University of Wyoming researchers are responding to rapidly shifting climate and water dynamics that threaten the state’s economy with a five-year study to help communities better prepare.
The university recently received a $20 million grant from the National Science Foundation “to help Wyoming communities deal with projected significant and lasting changes in water availability,” according to a UW press release. The climate and water assessment work will focus on glacial systems and headwaters — mostly in the western portion of the state — to learn how changes there affect the future availability of water throughout the rest of Wyoming.
“What happens to water will really impact everyone, so our intention is really to understand those cascading impacts,” University of Wyoming Assistant Professor of Environment and Society Corrie Knapp said.
The “Wyoming Anticipating Climate Transitions” program builds on two previous NSF grants to the university to “stimulate” wide-ranging research of Wyoming water resources, according to UW. It will establish a Center for Climate, Water and People at the university, as well as a Regional Earth System Modeling laboratory that taps into the National Center for Atmospheric Research-Wyoming Supercomputing Center in Cheyenne.
The grant will support five new faculty positions at the university. The effort will also strengthen a partnership between the university and Cheyenne-based WEST Inc., an environmental and statistical consulting firm, to develop training and labor force strategies around climate change in Wyoming.

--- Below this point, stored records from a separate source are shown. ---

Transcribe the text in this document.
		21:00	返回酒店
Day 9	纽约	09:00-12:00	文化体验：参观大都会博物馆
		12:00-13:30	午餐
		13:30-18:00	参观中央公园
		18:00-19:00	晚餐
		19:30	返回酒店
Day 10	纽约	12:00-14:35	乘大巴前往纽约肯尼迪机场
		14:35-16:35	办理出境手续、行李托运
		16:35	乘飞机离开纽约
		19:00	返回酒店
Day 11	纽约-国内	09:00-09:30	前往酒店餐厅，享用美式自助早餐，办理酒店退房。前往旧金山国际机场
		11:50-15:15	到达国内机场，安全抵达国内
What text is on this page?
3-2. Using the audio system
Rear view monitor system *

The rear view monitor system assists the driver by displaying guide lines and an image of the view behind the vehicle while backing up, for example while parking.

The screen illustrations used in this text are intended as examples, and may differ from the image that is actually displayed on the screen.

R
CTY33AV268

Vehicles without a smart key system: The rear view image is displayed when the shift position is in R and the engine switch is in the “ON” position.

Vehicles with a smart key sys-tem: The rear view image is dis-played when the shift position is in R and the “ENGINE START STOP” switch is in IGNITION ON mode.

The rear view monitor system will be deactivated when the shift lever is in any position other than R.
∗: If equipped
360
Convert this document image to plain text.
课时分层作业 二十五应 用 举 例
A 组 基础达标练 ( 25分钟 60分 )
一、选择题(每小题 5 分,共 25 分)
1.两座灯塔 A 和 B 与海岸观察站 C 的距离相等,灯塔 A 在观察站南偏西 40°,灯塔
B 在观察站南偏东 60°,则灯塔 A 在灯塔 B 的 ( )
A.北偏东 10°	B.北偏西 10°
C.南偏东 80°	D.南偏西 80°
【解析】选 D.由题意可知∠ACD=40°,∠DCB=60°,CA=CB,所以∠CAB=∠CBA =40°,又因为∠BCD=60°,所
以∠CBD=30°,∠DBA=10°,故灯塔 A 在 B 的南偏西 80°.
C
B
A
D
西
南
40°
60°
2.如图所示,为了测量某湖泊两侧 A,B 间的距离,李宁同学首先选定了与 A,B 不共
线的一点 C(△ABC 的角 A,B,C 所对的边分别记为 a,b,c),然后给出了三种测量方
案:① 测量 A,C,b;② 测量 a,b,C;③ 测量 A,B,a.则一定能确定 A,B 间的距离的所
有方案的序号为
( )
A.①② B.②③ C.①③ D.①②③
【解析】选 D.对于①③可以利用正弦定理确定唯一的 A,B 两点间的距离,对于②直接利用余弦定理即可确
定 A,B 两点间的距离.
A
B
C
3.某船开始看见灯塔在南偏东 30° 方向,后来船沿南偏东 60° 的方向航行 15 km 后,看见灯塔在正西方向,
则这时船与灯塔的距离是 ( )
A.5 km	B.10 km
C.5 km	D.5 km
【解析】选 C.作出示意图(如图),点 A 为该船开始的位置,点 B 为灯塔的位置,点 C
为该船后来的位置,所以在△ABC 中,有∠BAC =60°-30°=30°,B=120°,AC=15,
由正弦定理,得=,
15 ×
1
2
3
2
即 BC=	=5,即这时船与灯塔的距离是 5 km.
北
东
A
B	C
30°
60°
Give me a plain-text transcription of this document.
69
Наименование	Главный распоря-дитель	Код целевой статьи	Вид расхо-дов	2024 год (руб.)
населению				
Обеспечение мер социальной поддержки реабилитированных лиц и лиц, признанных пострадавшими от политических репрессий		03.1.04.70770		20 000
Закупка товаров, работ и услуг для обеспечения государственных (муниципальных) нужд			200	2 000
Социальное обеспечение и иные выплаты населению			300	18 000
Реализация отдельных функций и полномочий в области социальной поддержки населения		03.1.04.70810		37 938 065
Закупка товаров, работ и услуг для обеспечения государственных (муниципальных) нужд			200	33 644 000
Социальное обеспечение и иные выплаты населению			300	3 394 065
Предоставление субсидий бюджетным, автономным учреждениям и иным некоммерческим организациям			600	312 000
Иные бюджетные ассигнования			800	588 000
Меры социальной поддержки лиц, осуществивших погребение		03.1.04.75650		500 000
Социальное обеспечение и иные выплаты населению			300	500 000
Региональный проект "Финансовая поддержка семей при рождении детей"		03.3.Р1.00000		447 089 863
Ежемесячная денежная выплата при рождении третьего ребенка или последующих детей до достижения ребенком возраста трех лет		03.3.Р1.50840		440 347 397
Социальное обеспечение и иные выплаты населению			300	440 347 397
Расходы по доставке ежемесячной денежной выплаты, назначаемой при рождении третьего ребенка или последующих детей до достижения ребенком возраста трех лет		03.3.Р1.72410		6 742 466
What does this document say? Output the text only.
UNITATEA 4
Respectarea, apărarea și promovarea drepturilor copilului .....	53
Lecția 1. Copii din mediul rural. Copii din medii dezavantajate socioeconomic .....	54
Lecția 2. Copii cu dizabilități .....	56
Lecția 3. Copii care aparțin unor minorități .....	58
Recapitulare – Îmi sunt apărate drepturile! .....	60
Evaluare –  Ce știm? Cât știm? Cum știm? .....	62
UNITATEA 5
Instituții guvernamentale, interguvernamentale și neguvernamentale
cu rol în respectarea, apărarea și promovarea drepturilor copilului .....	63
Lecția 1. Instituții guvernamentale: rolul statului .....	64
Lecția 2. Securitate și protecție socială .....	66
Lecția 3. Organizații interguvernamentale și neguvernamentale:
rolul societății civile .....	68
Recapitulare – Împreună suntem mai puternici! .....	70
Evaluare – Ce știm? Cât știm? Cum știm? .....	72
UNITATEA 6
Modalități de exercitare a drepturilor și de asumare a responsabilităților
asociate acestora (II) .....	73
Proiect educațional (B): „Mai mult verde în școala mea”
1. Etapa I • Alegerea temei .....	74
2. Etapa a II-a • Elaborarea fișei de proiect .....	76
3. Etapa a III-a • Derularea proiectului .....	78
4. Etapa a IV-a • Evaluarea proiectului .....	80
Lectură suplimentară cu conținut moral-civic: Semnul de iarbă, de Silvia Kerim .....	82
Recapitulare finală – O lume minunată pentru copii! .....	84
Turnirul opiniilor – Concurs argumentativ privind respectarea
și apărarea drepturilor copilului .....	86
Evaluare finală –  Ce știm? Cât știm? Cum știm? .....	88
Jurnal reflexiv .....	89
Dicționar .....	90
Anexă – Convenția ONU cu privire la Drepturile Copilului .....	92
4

“Our primary objective is to generate cross-cutting observations, data sets and understanding that will support the adaptive capacity of Wyoming’s rural communities and economies in the face of rapidly changing and uncertain climate conditions,” University of Wyoming professor of botany Brent Ewers said.
More than an academic effort, UW researchers and program partners will host a series of public meetings and respond to local input in assessing how communities and businesses might best prepare and adapt, according to Knapp. That includes an interdisciplinary team of university and business leaders who will make recommendations for how to educate and train a labor force for an economy that will change with the environment.
“We’ll be working with communities and stakeholders in designing and then implementing the research,” Knapp said. “It’s an opportunity to not only provide really relevant, useful science when communities and stakeholders need it, but this model is really shifting how we do science.”
Climate and water challenges
The NSF grant will also support work at the UW-National Park Service Research Station in Grand Teton National Park. The research station was integral in publishing the Greater Yellowstone Climate Assessment in 2021.
Among the study’s findings: snowpack is already shrinking between 5,000 and 7,000 feet of elevation; average temperatures in the region are projected to increase 0.31 degrees Fahrenheit per decade; and changes in the timing and rate of snowmelt are already impacting fish spawning and the general health of aquatic systems.
The changes are unfolding rapidly and present a complex challenge for people in Wyoming and across the West, University of Wyoming professor of geology and geophysics Bryan Shuman said.
“Because these trends are projected to continue, water availability will become less certain and predictable, even while society’s demand for water is likely to increase,” said Shuman, who contributed to the Greater Yellowstone Climate Assessment.
The same types of trends are seen statewide.
Wyoming’s annual mean temperature increased 2.2 degrees Fahrenheit from 1920 to 2020 — a rate that outpaces the global mean temperature rise of 1.8 degrees Fahrenheit, according to National Oceanic and Atmospheric Administration data. Especially concerning is the fact that Wyoming’s winter and spring seasons — as well as its highest elevations — are warming even faster.
Those warming trends are already having a significant impact on snowpack and annual water flows, according to J.J. Shinker, professor at the University of Wyoming’s Department of Geology and Geophysics.
“While increases in temperature don’t appear to be reflected in significant changes in precipitation, the temperature increases are impacting water resources through early snowmelt, faster runoff and greater evaporation at the surface, all of which enhance drought,” Shinker told WyoFile in November.